Et prêts à tous les mensonges pour sauver leur peau, ils désignaient un camarade qui se mettait à protester. Chacun donnait son avis : « Si, c’est à lui… C’est pas vrai… », mais la voix : impatiente reprenait, un peu plus fort :

— Allons, la liaison…

Et le sergent, implacable, lisait un nom.

L’homme désigné n’avait plus qu’à glisser dans sa cartouchière le papier plié et il attendait une éclaircie entre deux salves pour s’échapper à travers les ruines qui fumaient.

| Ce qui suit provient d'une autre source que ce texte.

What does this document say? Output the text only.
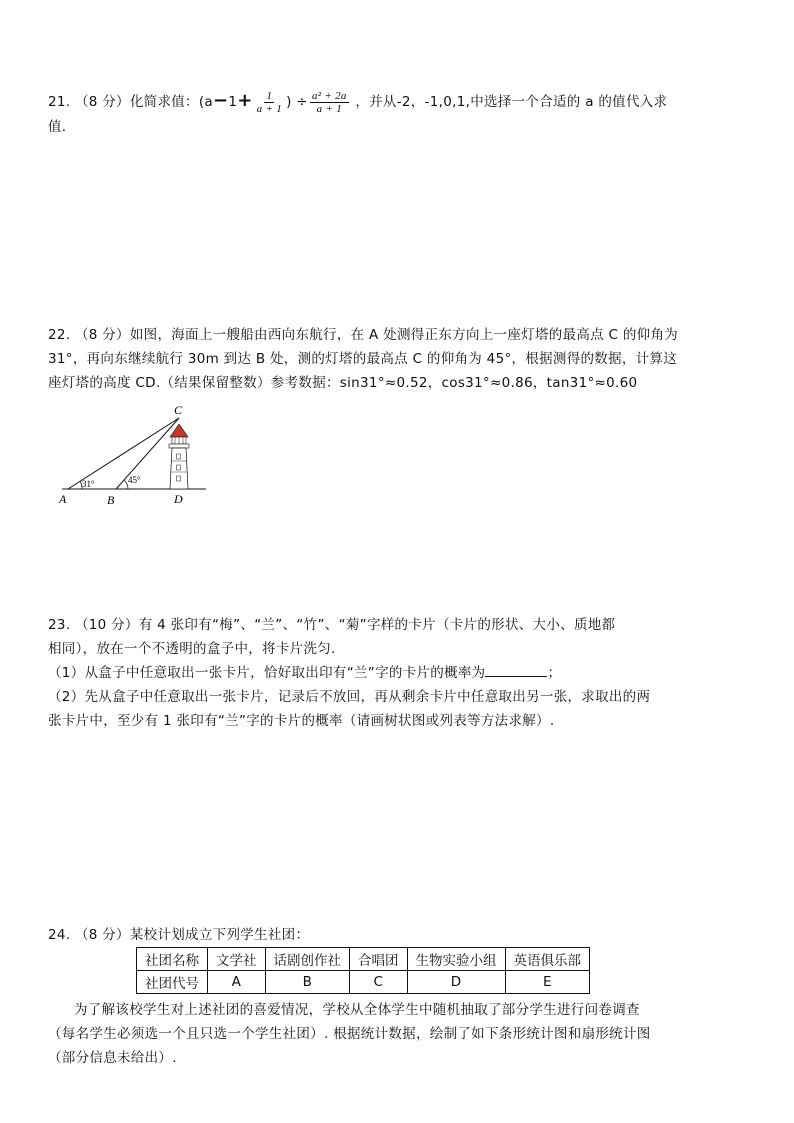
21. （8 分）化简求值：($a-1+ \frac{1}{a + 1}$ ) ÷ $\frac{\text{a² + 2a}}{a + 1}$ ，并从-2，-1,0,1,中选择一个合适的 a 的值代入求

值.

22. （8 分）如图，海面上一艘船由西向东航行，在 A 处测得正东方向上一座灯塔的最高点 C 的仰角为

31°，再向东继续航行 30m 到达 B 处，测的灯塔的最高点 C 的仰角为 45°，根据测得的数据，计算这

座灯塔的高度 CD.（结果保留整数）参考数据：sin31°≈0.52，cos31°≈0.86，tan31°≈0.60

C
A	B	D
31°	45°

23. （10 分）有 4 张印有“梅”、“兰”、“竹”、“菊”字样的卡片（卡片的形状、大小、质地都

相同），放在一个不透明的盒子中，将卡片洗匀.

（1）从盒子中任意取出一张卡片，恰好取出印有“兰”字的卡片的概率为	；

（2）先从盒子中任意取出一张卡片，记录后不放回，再从剩余卡片中任意取出另一张，求取出的两

张卡片中，至少有 1 张印有“兰”字的卡片的概率（请画树状图或列表等方法求解）.

24. （8 分）某校计划成立下列学生社团：

社团名称	文学社	话剧创作社	合唱团	生物实验小组	英语俱乐部
社团代号	A	B	C	D	E

为了解该校学生对上述社团的喜爱情况，学校从全体学生中随机抽取了部分学生进行问卷调查

（每名学生必须选一个且只选一个学生社团）. 根据统计数据，绘制了如下条形统计图和扇形统计图

（部分信息未给出）.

Depuis un bon moment le colonel n’avait appelé personne et les soldats se rassuraient. Là-haut le pilonnage continuait, trouvant encore des choses à broyer dans ces décombres.

Soudain un soldat qui se tenait à l’entrée de l’escalier, bondit dans la cave en hurlant :

— Les boches !

Tout le monde se leva en bousculade. La surprise les effarait. Le colonel, qui avait entendu, s’était précipité, sans arme. D’autres, fébrilement, saisissaient leur Lebel. Le cycliste épaula son mousqueton, visant le jour.

— Ne tirez, nom de Dieu ! cria à temps le sergent.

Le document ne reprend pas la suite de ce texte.